Un murmullo de luz se agita tal vez en el aire. Un aleteo de tiempo hurga en una metáfora la vida. El eterno retorno se abisma en ensoñaciones luleñas, taficeñas. Un eco de piano se trepa a una rama y saluda a los pájaros. “Un viento de lapachos, naufragio de flores, atraviesa hendiduras de la lluvia, muerde una hojarasca aquejadumbrada. Los pájaros trinan en el silencio sin que los días enciendan ni un verso. En el verde del musgo resbalan mis pasos”, escribe la poeta. “Nací en San Miguel de Tucumán, pero viví mi niñez y adolescencia en mi querido Lules, un pueblo lleno de historia, cultura y paisajes. Mi padre, reconocido productor cañero, lector de Dostoievski, Tolstoi, Nietzsche, Hesse, fue un político de alma, militante radical. Mi casa fue escenario de una reunión presidida por el doctor Ricardo Balbín; fue el primer comisionado municipal cuando Lules recibe el bautismo de ciudad. A los cinco años, me enseñó que las rocas de la tierra tienen vida. De mi madre, emerge el camino para admirar la belleza de la naturaleza y de la música (Puccini, Vivaldi, Beniamino Gigli…), y el gozo por la lectura de la colección literaria infantil de Constancio Vigil y Julio Verne”, cuenta Leticia Mure, escritora y docente.

- ¿Qué te atrajo del piano? ¿Estudiaste formalmente el instrumento? ¿Lo seguís tocando?

- A los seis años inicié mis estudios de piano en el Conservatorio Fracassi que pasa a llamarse Ateneo Musical, aquí en la capital, a cargo de excelentes profesoras de la familia Pregot.

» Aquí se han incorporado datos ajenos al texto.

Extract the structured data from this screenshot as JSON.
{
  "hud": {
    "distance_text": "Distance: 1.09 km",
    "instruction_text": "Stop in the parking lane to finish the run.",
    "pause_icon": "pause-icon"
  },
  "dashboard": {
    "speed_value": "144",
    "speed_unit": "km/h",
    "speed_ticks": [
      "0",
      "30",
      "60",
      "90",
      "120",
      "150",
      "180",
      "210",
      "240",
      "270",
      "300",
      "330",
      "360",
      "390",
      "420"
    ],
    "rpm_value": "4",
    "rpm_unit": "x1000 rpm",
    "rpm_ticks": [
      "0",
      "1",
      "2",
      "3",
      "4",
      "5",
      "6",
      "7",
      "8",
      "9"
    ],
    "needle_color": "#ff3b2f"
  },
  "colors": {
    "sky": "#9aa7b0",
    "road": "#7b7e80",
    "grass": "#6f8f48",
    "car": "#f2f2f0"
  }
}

Ahora toco el piano solo en reuniones familiares.

- ¿Qué escribías en la adolescencia?

- La escritura se despertó en la adolescencia con el diario en el que escribía relatos de mi vida, poemas de amor y del universo. Mi primer poema fue muy triste, cuando una tarde vi pasar los toros que llevaban al matadero y sufrí mucho.

- ¿Qué te llevó a estudiar biología? ¿Qué cosas buenas y desilusiones te mostró la docencia?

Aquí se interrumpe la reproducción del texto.